If not art, then what?

The duck rabbit.

Valletta 2018 Curatorial School

 

The Duck / Rabbit

I think the Duck / Rabbit could be crowned the mascot of this year’s Valletta 2018 Curatorial School. Sebastian Cichocki, chief curator at the currently nomadic Museum of Modern Art Warsaw was the one who introduced the character on Monday during his lecture on Curating Art Beyond Art.

Cichocki explained his curatorial practice as ‘catching duck/rabbits’. Fragile creatures that need particular habitats to thrive. Practices that have a high co-efficient of art (as described by Stephen Wright in Toward a Lexicon of Usership), but cannot be recognised as art because they have ‘escaped’, they have taken the cape they are identified through, off.

 

Perhaps, even today, we do not deal with art. We might have overlooked the moment when it transformed itself into something else, something which we cannot yet name. It is certain however, that what we deal with offers greater possibilities.

Jerzy Ludwiński – Life in Postartistic Times, 1971

 

Cichocki described art as the stickly liquid between different disciplines. “Art is absorbing different fragments of reality”, he explained, “the whole world becomes a museum”.

 

Limits of the exhibition

This was very much picked up by Mick Wilson, Head of the Valand Academy of Art at the University of Gothenburg, during his lecture about Exhibition/ Non-Exhibition. The lecture explored the dialogue between exhibitionary and extra-exhibitionary modes and what it might mean to conduct research through an artistic process with the curator as a fellow traveller, a collaborator. Wilson referenced Robert Barry’s piece “During the exhibition the gallery will be closed”, a statement against the urgency of production that puts the refusal to show itself as the exhibition. What are the limits of exhibition and how does its centrality limit the transformative agency of art that Cichocki talked about earlier?

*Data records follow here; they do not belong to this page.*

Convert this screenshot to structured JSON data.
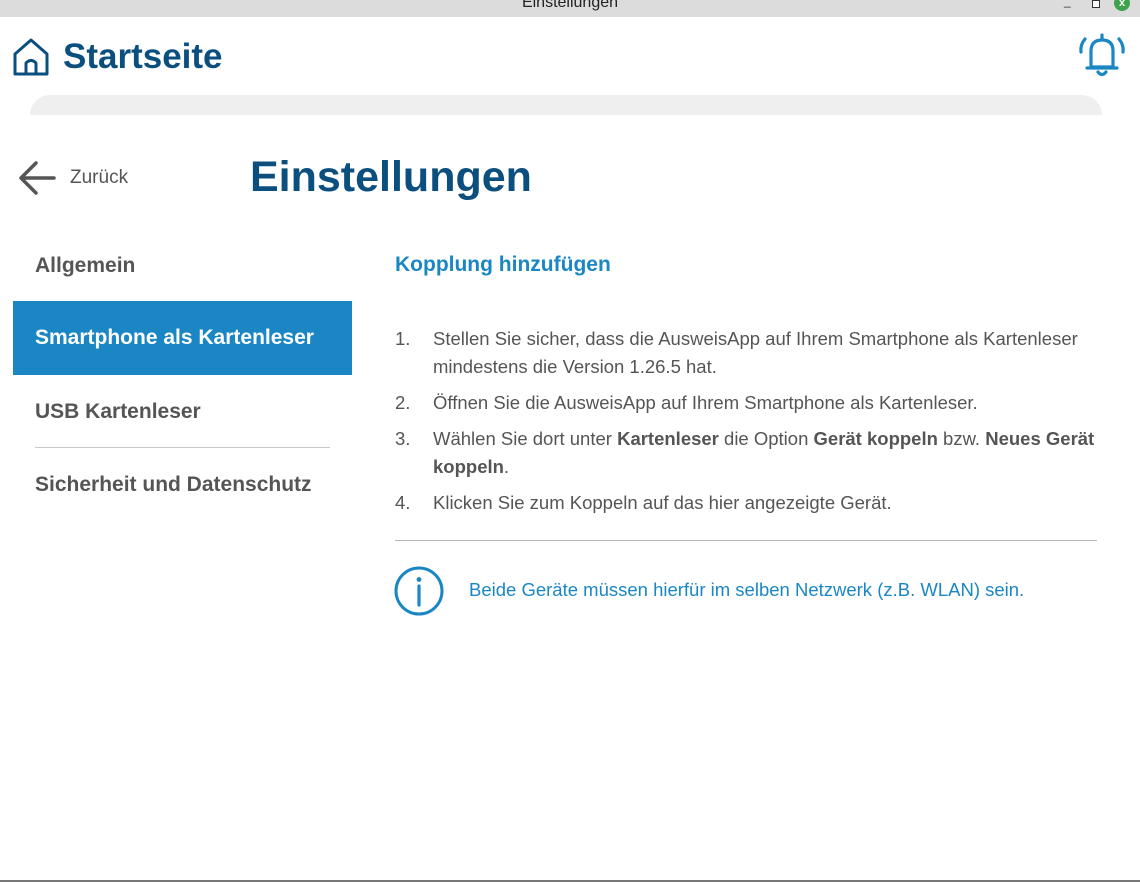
{
  "window": {
    "title": "Einstellungen",
    "minimize": "_",
    "close": "x"
  },
  "header": {
    "home_label": "Startseite"
  },
  "navigation": {
    "back_label": "Zurück"
  },
  "page": {
    "title": "Einstellungen"
  },
  "sidebar": {
    "items": [
      {
        "label": "Allgemein",
        "active": false
      },
      {
        "label": "Smartphone als Kartenleser",
        "active": true
      },
      {
        "label": "USB Kartenleser",
        "active": false
      },
      {
        "label": "Sicherheit und Datenschutz",
        "active": false
      }
    ]
  },
  "content": {
    "section_title": "Kopplung hinzufügen",
    "steps": [
      {
        "num": "1.",
        "parts": [
          {
            "text": "Stellen Sie sicher, dass die AusweisApp auf Ihrem Smartphone als Kartenleser mindestens die Version 1.26.5 hat."
          }
        ]
      },
      {
        "num": "2.",
        "parts": [
          {
            "text": "Öffnen Sie die AusweisApp auf Ihrem Smartphone als Kartenleser."
          }
        ]
      },
      {
        "num": "3.",
        "parts": [
          {
            "text": "Wählen Sie dort unter "
          },
          {
            "text": "Kartenleser",
            "bold": true
          },
          {
            "text": " die Option "
          },
          {
            "text": "Gerät koppeln",
            "bold": true
          },
          {
            "text": " bzw. "
          },
          {
            "text": "Neues Gerät koppeln",
            "bold": true
          },
          {
            "text": "."
          }
        ]
      },
      {
        "num": "4.",
        "parts": [
          {
            "text": "Klicken Sie zum Koppeln auf das hier angezeigte Gerät."
          }
        ]
      }
    ],
    "info_text": "Beide Geräte müssen hierfür im selben Netzwerk (z.B. WLAN) sein."
  },
  "colors": {
    "primary_dark": "#0b4f7f",
    "accent": "#1a87c4",
    "text_gray": "#555555"
  },
  "icons": {
    "home": "home-icon",
    "notification": "bell-icon",
    "back": "arrow-left-icon",
    "info": "info-icon"
  }
}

Speaking a day later, Bassam El Baroni, a curator and writer based in Alexandria who tutors at the Dutch Art Institute, picked the same topic up, mentioning the limiting capacity of exhibitions, a factor that can stop art reaching wide audiences.

 

Neo-liberalism and the myth of the self

During his lecture about curating from theory to art and vice versa, El Baroni explored the curator’s role within neoliberal systems, using Foucault’s analysis of Neoliberalism as the state being under supervision of the market rather than the opposite as liberalism originally proposed. The individual is therefore seen as a permanent and multiple enterprise, an entrepreneur for himself who produces his own satisfaction, thus removing the need for state safety nets. In Travis Holloway’s words, “how to depart from the prevailing neoliberal culture of self-entrepreneurship in order to live a meaningful political life with others?” The curatorial can be seen as any public exercise undertaken to research the possibilities, inhibitors and methodologies of achieving such a political life.

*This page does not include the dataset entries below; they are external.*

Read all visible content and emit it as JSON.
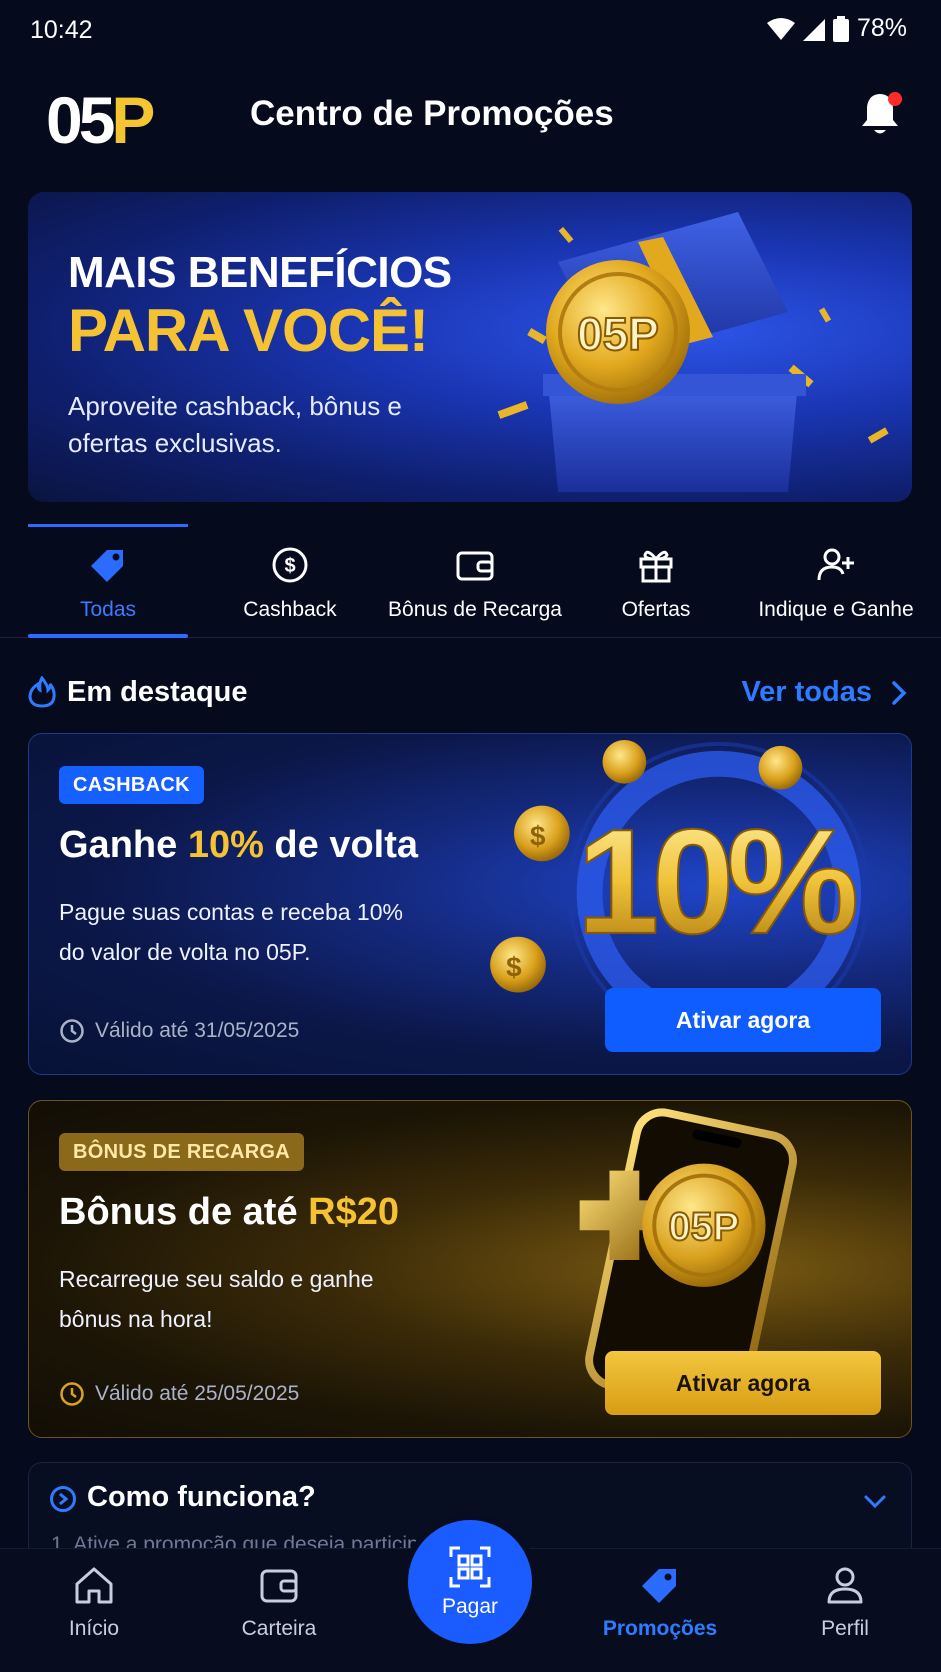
{
  "status_bar": {
    "time": "10:42",
    "battery": "78%"
  },
  "header": {
    "logo_white": "05",
    "logo_gold": "P",
    "title": "Centro de Promoções",
    "has_notification": true
  },
  "hero": {
    "line1": "MAIS BENEFÍCIOS",
    "line2": "PARA VOCÊ!",
    "subtitle": "Aproveite cashback, bônus e ofertas exclusivas.",
    "coin_text": "05P"
  },
  "tabs": [
    {
      "label": "Todas",
      "icon": "tag-icon",
      "active": true
    },
    {
      "label": "Cashback",
      "icon": "dollar-circle-icon",
      "active": false
    },
    {
      "label": "Bônus de Recarga",
      "icon": "wallet-icon",
      "active": false
    },
    {
      "label": "Ofertas",
      "icon": "gift-icon",
      "active": false
    },
    {
      "label": "Indique e Ganhe",
      "icon": "user-plus-icon",
      "active": false
    }
  ],
  "featured": {
    "title": "Em destaque",
    "see_all": "Ver todas"
  },
  "promos": [
    {
      "badge": "CASHBACK",
      "title_prefix": "Ganhe ",
      "title_highlight": "10%",
      "title_suffix": " de volta",
      "description": "Pague suas contas e receba 10% do valor de volta no 05P.",
      "valid_until": "Válido até 31/05/2025",
      "cta": "Ativar agora",
      "art_text": "10%"
    },
    {
      "badge": "BÔNUS DE RECARGA",
      "title_prefix": "Bônus de até ",
      "title_highlight": "R$20",
      "title_suffix": "",
      "description": "Recarregue seu saldo e ganhe bônus na hora!",
      "valid_until": "Válido até 25/05/2025",
      "cta": "Ativar agora",
      "art_text": "05P"
    }
  ],
  "how_it_works": {
    "title": "Como funciona?",
    "first_step": "1. Ative a promoção que deseja participar"
  },
  "bottom_nav": {
    "home": "Início",
    "wallet": "Carteira",
    "pay": "Pagar",
    "promotions": "Promoções",
    "profile": "Perfil",
    "active": "promotions"
  },
  "colors": {
    "background": "#050b1c",
    "accent_blue": "#2b6cff",
    "accent_gold": "#f5c233",
    "notification_dot": "#ff2b2b"
  }
}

I was fascinated by El Baroni’s introduction to Thomas Metzinger’s work. Author of the voluminous ‘Being No One” and the more accessible “The Ego Tunnel”, Metzinger bridges philosophy and neuroscience to propose the absence of the self. “We become conscious whenever our brains successfully pursue the ingenious strategy of a unified and dynamic inner portrait of reality”, a model so perfect that we recognise it as real. Self-consciousness is in itself simply a model in the brain.

 

Art as a way of providing space and time for people

Both Fulya Erdemici, curator of Cappadox in Turkey and Maren Richter, curator of Valletta 2018’s visual art exhibition The Island is What the Sea Surrounds, brought forward ideas of art as a possibility of care for communities, a means of connection and a playing field for dealing with issues relevant to people.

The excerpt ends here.